Since children, we are inundated with the concept of Yin and Yang, Good vs Evil, the Ninja Turtles vs Krang (& Shredder). Only as an adult did I come across the concept of sentiment analysis, and only recently have I started daydreaming about the concept instead of listening to lectures.

Sentiment Analysis: the process of computationally identifying and categorizing opinions expressed in a piece of text, especially in order to determine whether the writer’s attitude towards a particular topic, product, etc., is positive, negative, or neutral.

The Hedonometer is one such sentiment analysis that created its word bank by paying folks to rank 10,000 words on a  scale between one and nine (assumably odd because then five gets to be Switzerland). Each word had at least fifty people rank it.

Laughter ranked as the happiest word and Terrorist ranked as the saddest word.

SentiWordNet: this sentiment analysis uses computer modeling to start with a couple hundred words and then figure out the sentiment value of other words based on context. This is actually a free downloadable resource.

Best yet, here is a sentiment analysis tool where you can type in sentences, and it will come out with whether the sentence is positive or negative. This was created based off of movie reviews!

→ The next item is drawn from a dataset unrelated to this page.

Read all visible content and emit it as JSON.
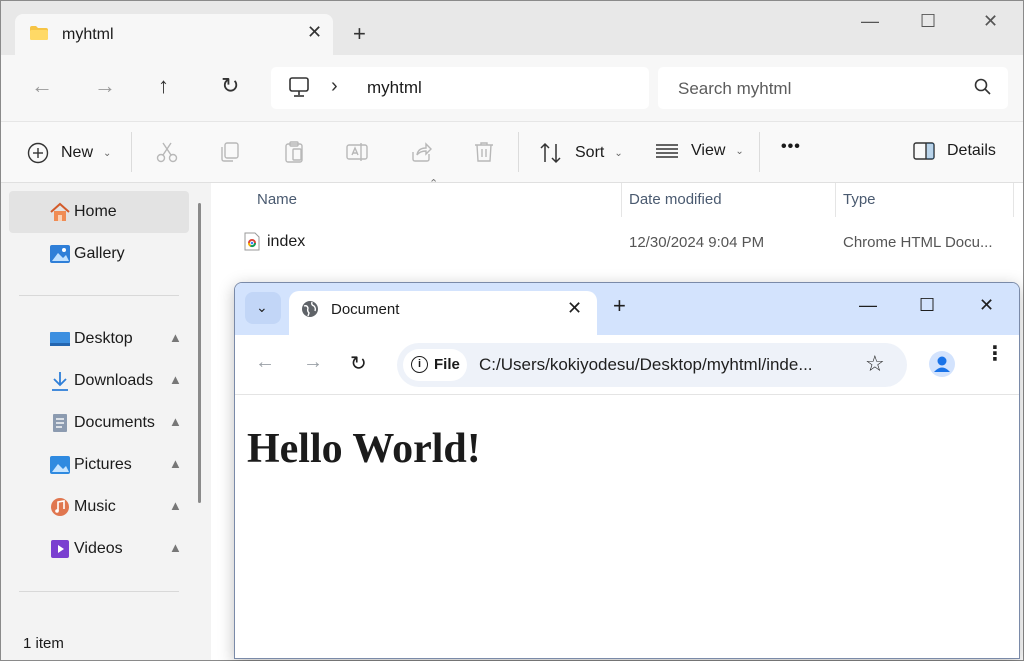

Overall, these methods are cool, but obviously, single words lack the ability to understand context, e.g., sarcasm or reverse qualifiers. As computers get smarter and as larger populations create more curious humans, I foresee the future as having words that have more quantifiable attachments, and I am pleased by this.

 Ideas and Concepts Currently Unexplored:

-Do individual letters have sentiment?

-Sentiment Analysis on Yearly Reports to see if positivity/negativity correlate to future share price.

-Sentiment Analysis on individual book sales to see if positivity/negativity is a factor.

-Reviews that are based off of review sentiment scores instead of that dinosaur five-star system.

If you were wondering: this article came up as 60% positive.